Spheron has weighed in following a new energy report from the International Energy Agency (IEA). The company highlighted the growing energy demands of AI. With its impact on regional grids, especially in the Asia-Pacific (APAC) region.

In a post shared on July 21, Spheron noted that APAC is already short by 15 to 25 gigawatts. This gap stems from cooling requirements, data networking, and ongoing supply constraints. The firm warned that global AI expansion could worsen these shortages.

In response, Spheron pointed to its decentralized workload routing model as a more sustainable alternative. “Spheron routes workloads globally, sidestepping regional bottlenecks,” the company stated. “We are the only scalable path forward.”

IEA: AI Will Double Data Center Power Use by 2030

The IEA’s new report, Energy and AI, underscores Spheron’s concern. The agency projects that electricity demand from data centers will more than double by 2030, reaching approximately 945 terawatt-hours. That total would exceed Japan’s current electricity use.

AI is the biggest driver of that trend.
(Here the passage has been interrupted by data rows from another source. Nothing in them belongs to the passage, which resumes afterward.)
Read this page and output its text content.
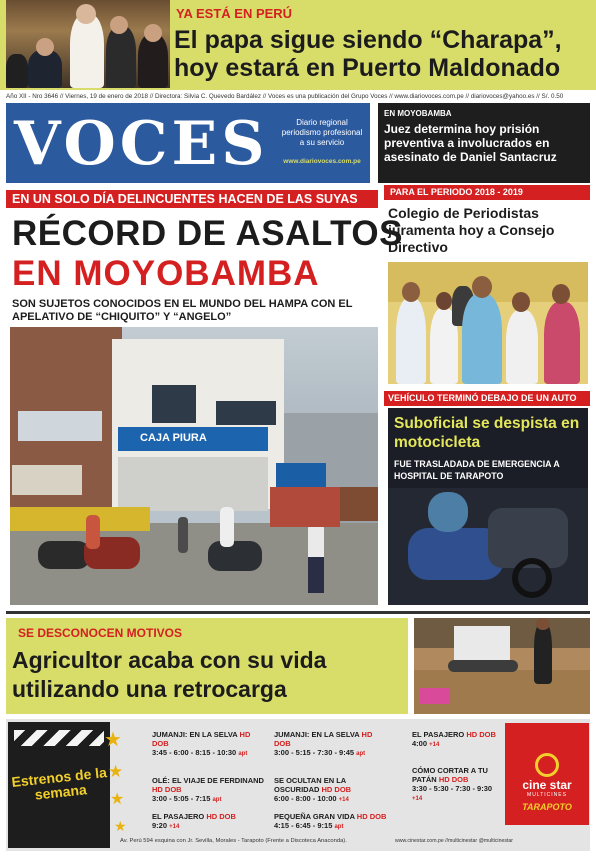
YA ESTÁ EN PERÚ
El papa sigue siendo “Charapa”,
hoy estará en Puerto Maldonado
Año XII - Nro 3646 // Viernes, 19 de enero de 2018 // Directora: Silvia C. Quevedo Bardález // Voces es una publicación del Grupo Voces // www.diariovoces.com.pe // diariovoces@yahoo.es // S/. 0.50
VOCES	Diario regional periodismo profesional a su servicio
www.diariovoces.com.pe
EN MOYOBAMBA
Juez determina hoy prisión preventiva a involucrados en asesinato de Daniel Santacruz
EN UN SOLO DÍA DELINCUENTES HACEN DE LAS SUYAS
RÉCORD DE ASALTOS
EN MOYOBAMBA
SON SUJETOS CONOCIDOS EN EL MUNDO DEL HAMPA CON EL APELATIVO DE “CHIQUITO” Y “ANGELO”
CAJA PIURA
PARA EL PERIODO 2018 - 2019
Colegio de Periodistas juramenta hoy a Consejo Directivo
VEHÍCULO TERMINÓ DEBAJO DE UN AUTO
Suboficial se despista en motocicleta
FUE TRASLADADA DE EMERGENCIA A HOSPITAL DE TARAPOTO
SE DESCONOCEN MOTIVOS
Agricultor acaba con su vida utilizando una retrocarga
Estrenos de la semana
★
★
★
★
JUMANJI: EN LA SELVA HD DOB
3:45 - 6:00 - 8:15 - 10:30 apt
OLÉ: EL VIAJE DE FERDINAND HD DOB
3:00 - 5:05 - 7:15 apt
EL PASAJERO HD DOB
9:20 +14
JUMANJI: EN LA SELVA HD DOB
3:00 - 5:15 - 7:30 - 9:45 apt
SE OCULTAN EN LA OSCURIDAD HD DOB
6:00 - 8:00 - 10:00 +14
PEQUEÑA GRAN VIDA HD DOB
4:15 - 6:45 - 9:15 apt
EL PASAJERO HD DOB
4:00 +14
CÓMO CORTAR A TU PATÁN HD DOB
3:30 - 5:30 - 7:30 - 9:30 +14
cine star
MULTICINES
TARAPOTO
Av. Perú 594 esquina con Jr. Sevilla, Morales - Tarapoto (Frente a Discoteca Anaconda).	www.cinestar.com.pe //multicinestar @multicinestar
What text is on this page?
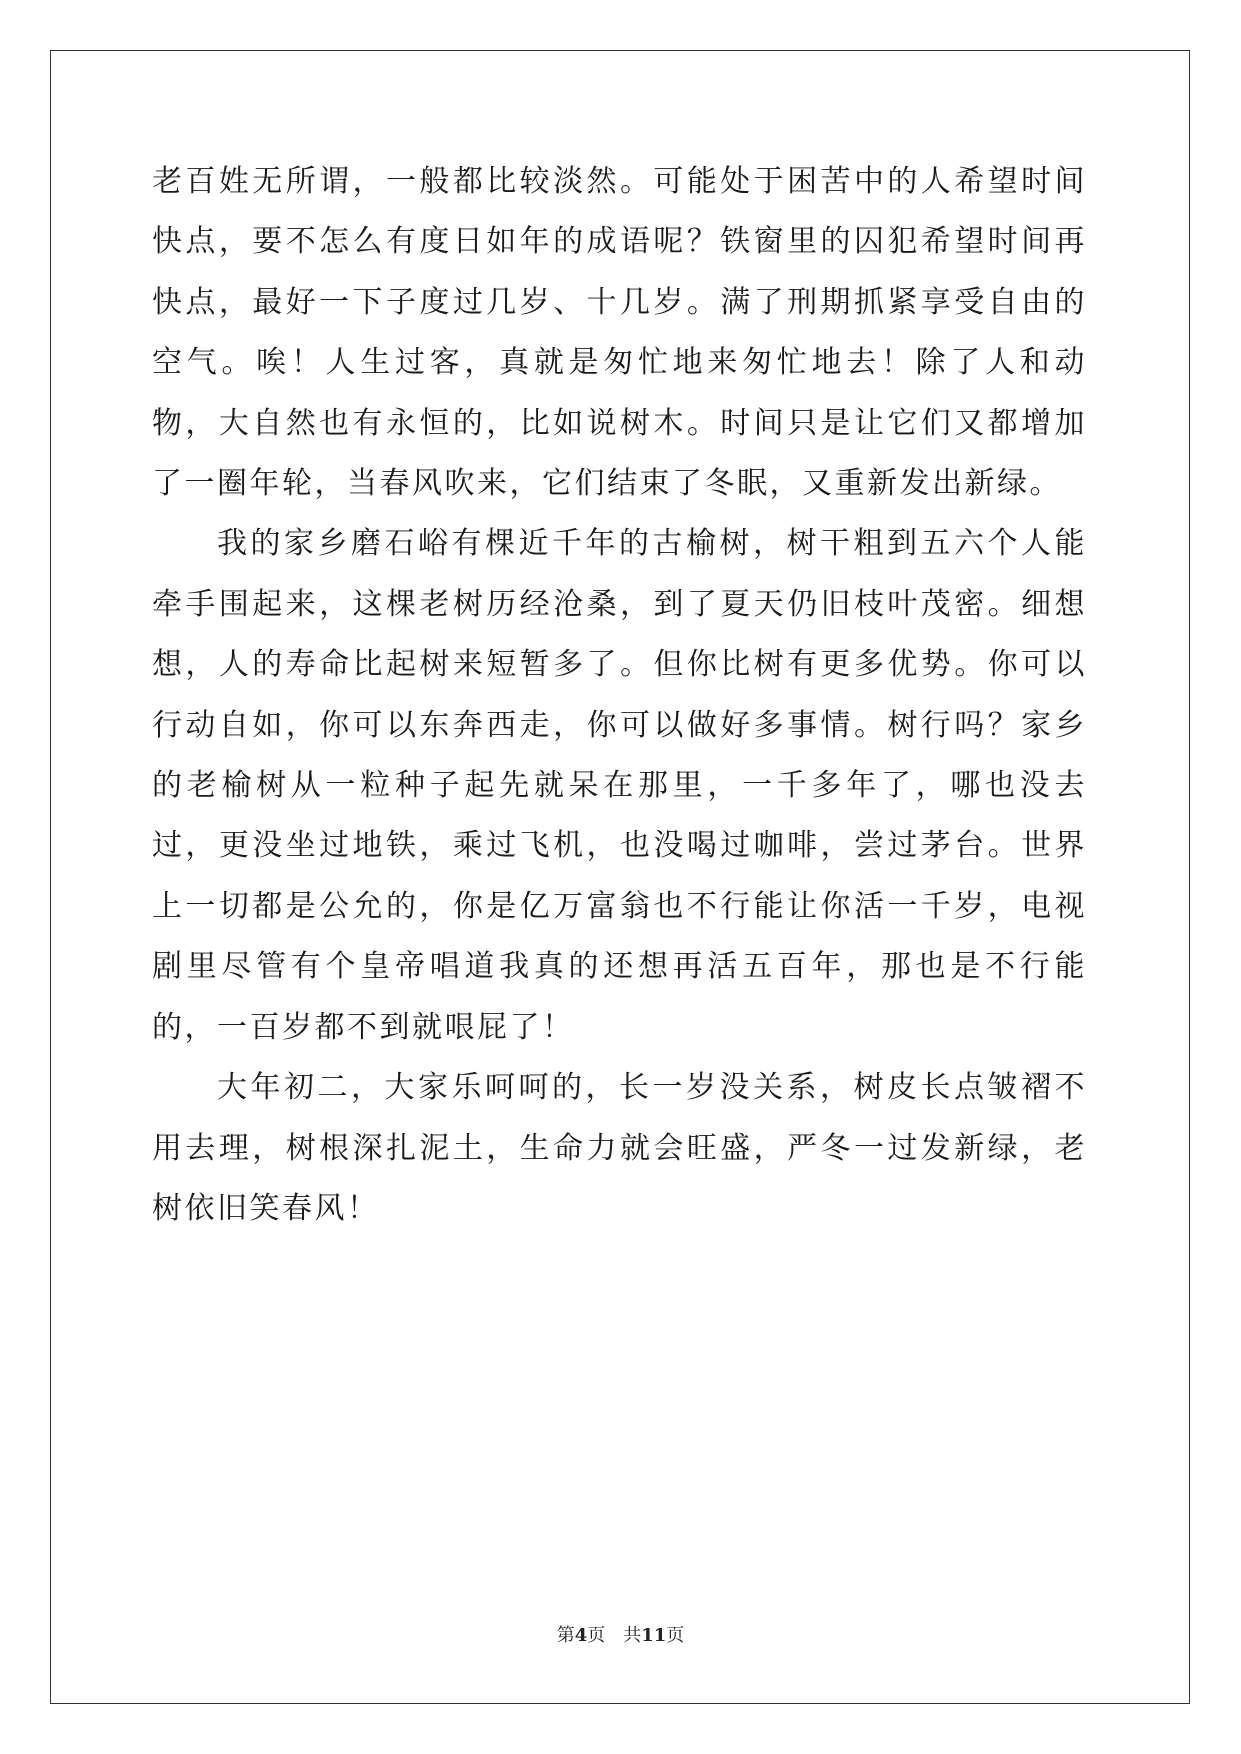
老百姓无所谓，一般都比较淡然。可能处于困苦中的人希望时间快点，要不怎么有度日如年的成语呢？铁窗里的囚犯希望时间再快点，最好一下子度过几岁、十几岁。满了刑期抓紧享受自由的空气。唉！人生过客，真就是匆忙地来匆忙地去！除了人和动物，大自然也有永恒的，比如说树木。时间只是让它们又都增加了一圈年轮，当春风吹来，它们结束了冬眠，又重新发出新绿。

我的家乡磨石峪有棵近千年的古榆树，树干粗到五六个人能牵手围起来，这棵老树历经沧桑，到了夏天仍旧枝叶茂密。细想想，人的寿命比起树来短暂多了。但你比树有更多优势。你可以行动自如，你可以东奔西走，你可以做好多事情。树行吗？家乡的老榆树从一粒种子起先就呆在那里，一千多年了，哪也没去过，更没坐过地铁，乘过飞机，也没喝过咖啡，尝过茅台。世界上一切都是公允的，你是亿万富翁也不行能让你活一千岁，电视剧里尽管有个皇帝唱道我真的还想再活五百年，那也是不行能的，一百岁都不到就哏屁了！

大年初二，大家乐呵呵的，长一岁没关系，树皮长点皱褶不用去理，树根深扎泥土，生命力就会旺盛，严冬一过发新绿，老树依旧笑春风！

第4页 共11页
According to the IEA, AI-optimized data centers could see power demand quadruple by 2030. In the United States alone, data center energy use may soon rival the total energy consumption of several manufacturing sectors combined.

The report also notes a broader trend across advanced economies. There, AI-linked infrastructure is expected to fuel over 20% of total electricity demand growth by 2030. That marks a sharp reversal after years of flat or declining demand in many regions.

Spheron Advocates for Decentralized Compute Model

Spheron’s platform allows AI developers to deploy compute workloads across a decentralized global network. Instead of relying on energy-intensive central data hubs, users can shift demand to underutilized regions. This approach helps avoid bottlenecks in power-constrained zones like APAC. It also reduces dependence on cloud giants, which often lock users into fixed regions and high energy costs. 

By decentralizing compute, Spheron aims to deliver both energy efficiency and global scalability, two elements missing in traditional cloud-based AI training setups.

Energy as a New AI Bottleneck

Spheron’s comments reflect rising concerns across the tech and energy sectors. As AI systems scale, their infrastructure demands are no longer purely technical, they are increasingly environmental. For investors, the shift presents a challenge and an opportunity. 

Spheron, which offers decentralized and power-aware solutions, may gain ground as governments impose stricter energy regulations. The APAC region will likely serve as a test case. With persistent shortages and surging AI development, regional infrastructure must adapt, or risk slowing AI adoption altogether.